Im Islam wird den Rechten der Frau und denen des Mannes gleiche Aufmerksamkeit und Beachtung gewidmet, welches in einer Vielzahl von Versen des Heiligen Qur´an sichtbar wird:

„So antwortete ihnen ihr (Gott und) Herr: ’Wahrlich, Ich lasse das Werk des Wirkenden unter euch, ob Mann oder Frau, nicht verloren gehen. Die einen von euch sind von den anderen’.“

Heiliger Qur´an 3:95

Das heißt, es besteht kein Unterschied im Wert des einen zu dem des anderen. Oder aber, wie es an anderer Stelle zu lesen ist:

„Die Frauen sind euch ein Gewand, und auch ihr seid ihnen ein Gewand.“

Heiliger Qur´an 2:187

Das bedeutet, dass Frauen und Männer einander gegenseitiger Schutz in allen Lebensbereichen sind. Sie bewahren sich gegenseitig vor Mängeln und Fehlern und ergänzen einander in idealer Weise, wie das Gewand den Träger des Gewandes, wobei Frau und Mann sowohl Gewand des anderen als auch Träger des Gewandes sind. Diese Ansicht des Islam ist ebenfalls in einer Reihe anderer Verse des Heiligen Qur´an zu erkennen, die speziell auf die Rechte der Frau und die mit ihr in Zusammenhang stehenden Fragen eingehen.
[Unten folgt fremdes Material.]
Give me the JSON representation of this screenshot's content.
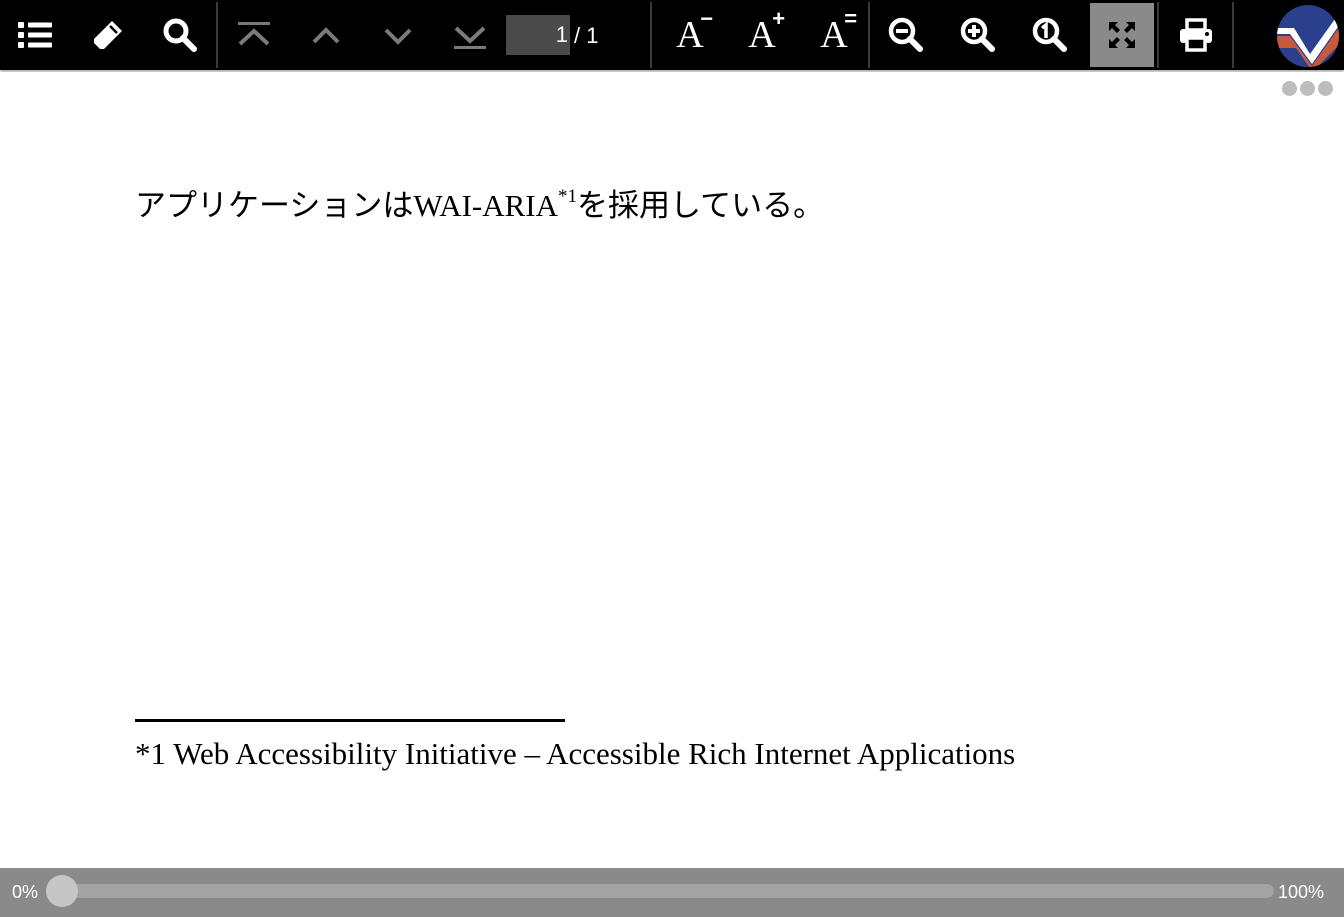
{
  "toolbar": {
    "buttons": [
      {
        "name": "table-of-contents",
        "icon": "list-icon"
      },
      {
        "name": "highlighter",
        "icon": "pencil-icon"
      },
      {
        "name": "search",
        "icon": "search-icon"
      },
      {
        "name": "first-page",
        "icon": "first-page-icon",
        "disabled": true
      },
      {
        "name": "previous-page",
        "icon": "chevron-up-icon",
        "disabled": true
      },
      {
        "name": "next-page",
        "icon": "chevron-down-icon",
        "disabled": true
      },
      {
        "name": "last-page",
        "icon": "last-page-icon",
        "disabled": true
      },
      {
        "name": "font-smaller",
        "icon": "font-decrease-icon",
        "label": "A",
        "sup": "−"
      },
      {
        "name": "font-larger",
        "icon": "font-increase-icon",
        "label": "A",
        "sup": "+"
      },
      {
        "name": "font-reset",
        "icon": "font-reset-icon",
        "label": "A",
        "sup": "="
      },
      {
        "name": "zoom-out",
        "icon": "zoom-out-icon"
      },
      {
        "name": "zoom-in",
        "icon": "zoom-in-icon"
      },
      {
        "name": "zoom-actual",
        "icon": "zoom-actual-size-icon"
      },
      {
        "name": "fit-page",
        "icon": "expand-icon",
        "active": true
      },
      {
        "name": "print",
        "icon": "printer-icon"
      }
    ],
    "page_current": "1",
    "page_total": "/ 1",
    "logo": "app-logo"
  },
  "document": {
    "text_before": "アプリケーションは",
    "text_latin": "WAI-ARIA",
    "footnote_ref": "*1",
    "text_after": "を採用している。",
    "footnote_text": "*1 Web Accessibility Initiative – Accessible Rich Internet Applications"
  },
  "progress": {
    "start_label": "0%",
    "end_label": "100%",
    "value": 0
  },
  "colors": {
    "toolbar_bg": "#000000",
    "icon_enabled": "#ffffff",
    "icon_disabled": "#7a7a7a",
    "active_bg": "#8a8a8a",
    "progress_bg": "#8a8a8a"
  }
}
In jenen Versen wird der Mann zuweilen an die Wahrung der Rechte der Frau erinnert und auf ihre menschlichen Rechte sowie ihre gleichwertige Persönlichkeit hingewiesen.

Das, was den Islam in den Augen seiner Anhänger vor anderen Lehren und Religionen auszeichnet und ihm eine besondere Faszination verleiht, ist sein präzises, konkretes und umfassendes Erörtern der gesellschaftlichen Rechte sowie der menschlichen und ethischen Würde der Frau. Jene Würde der Frau, die in ihrer Besonderheit liegt, bleibt in vielen Ideologien der Geschichte entweder unberücksichtigt oder wurde gar gegen sie missbraucht, um sie zu erniedrigen. Der Islam aber befreite die Frau vor Erniedrigung.
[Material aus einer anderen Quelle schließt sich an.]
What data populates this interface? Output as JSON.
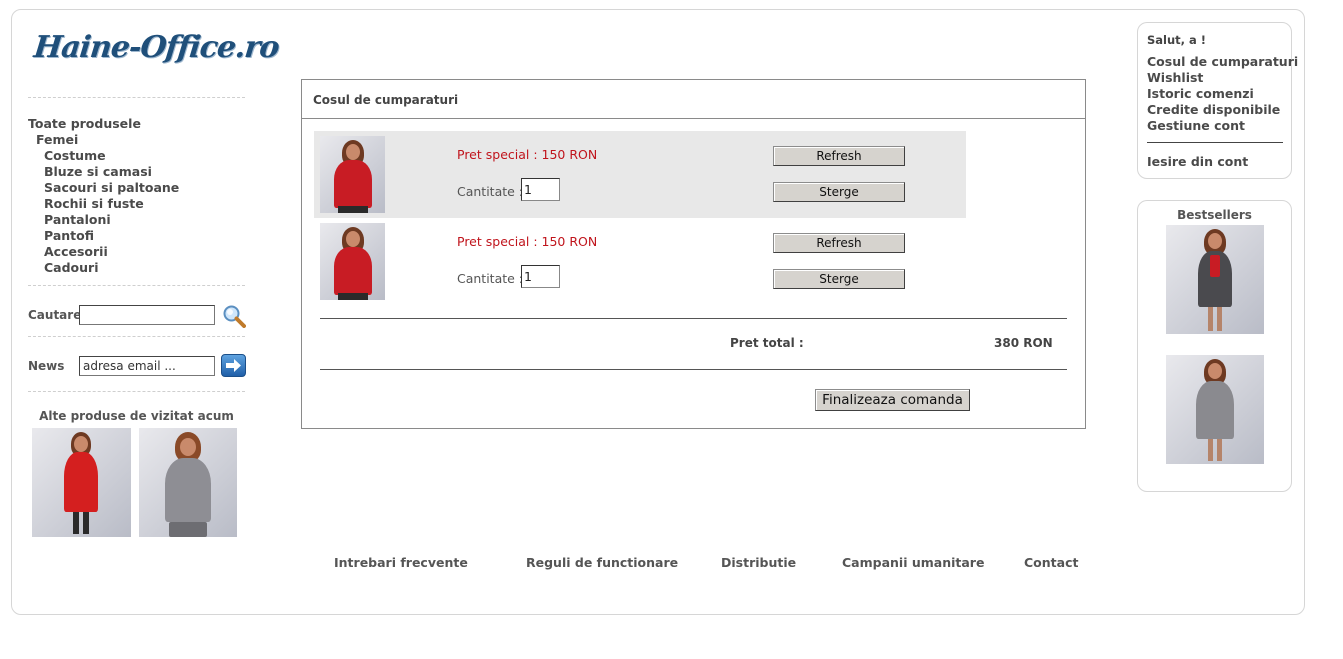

Der große Prophet des Islam, Prophet Muhammad (s.), ist die bedeutendste Persönlichkeit, die der Wertschätzung der Frau in so hohem Maße Bedeutung beimaß und ihr ihre menschliche Würde und ihre sozialen Rechte in einem Ausmaß wiedergab, dass sie sogar für das Stillen ihres Kindes ein Entgelt von ihrem Gatten beanspruchen konnte. Eine Tochter besaß hinsichtlich der Wahl ihres Ehegefährten soviel Freiheit, dass sie, ohne die Einmischung anderer, ihr Geschick allein bestimmen konnte, und das bereits zu einer Zeit, in der Frauen fast überall in der Welt noch als Besitz des Mannes betrachtet wurden.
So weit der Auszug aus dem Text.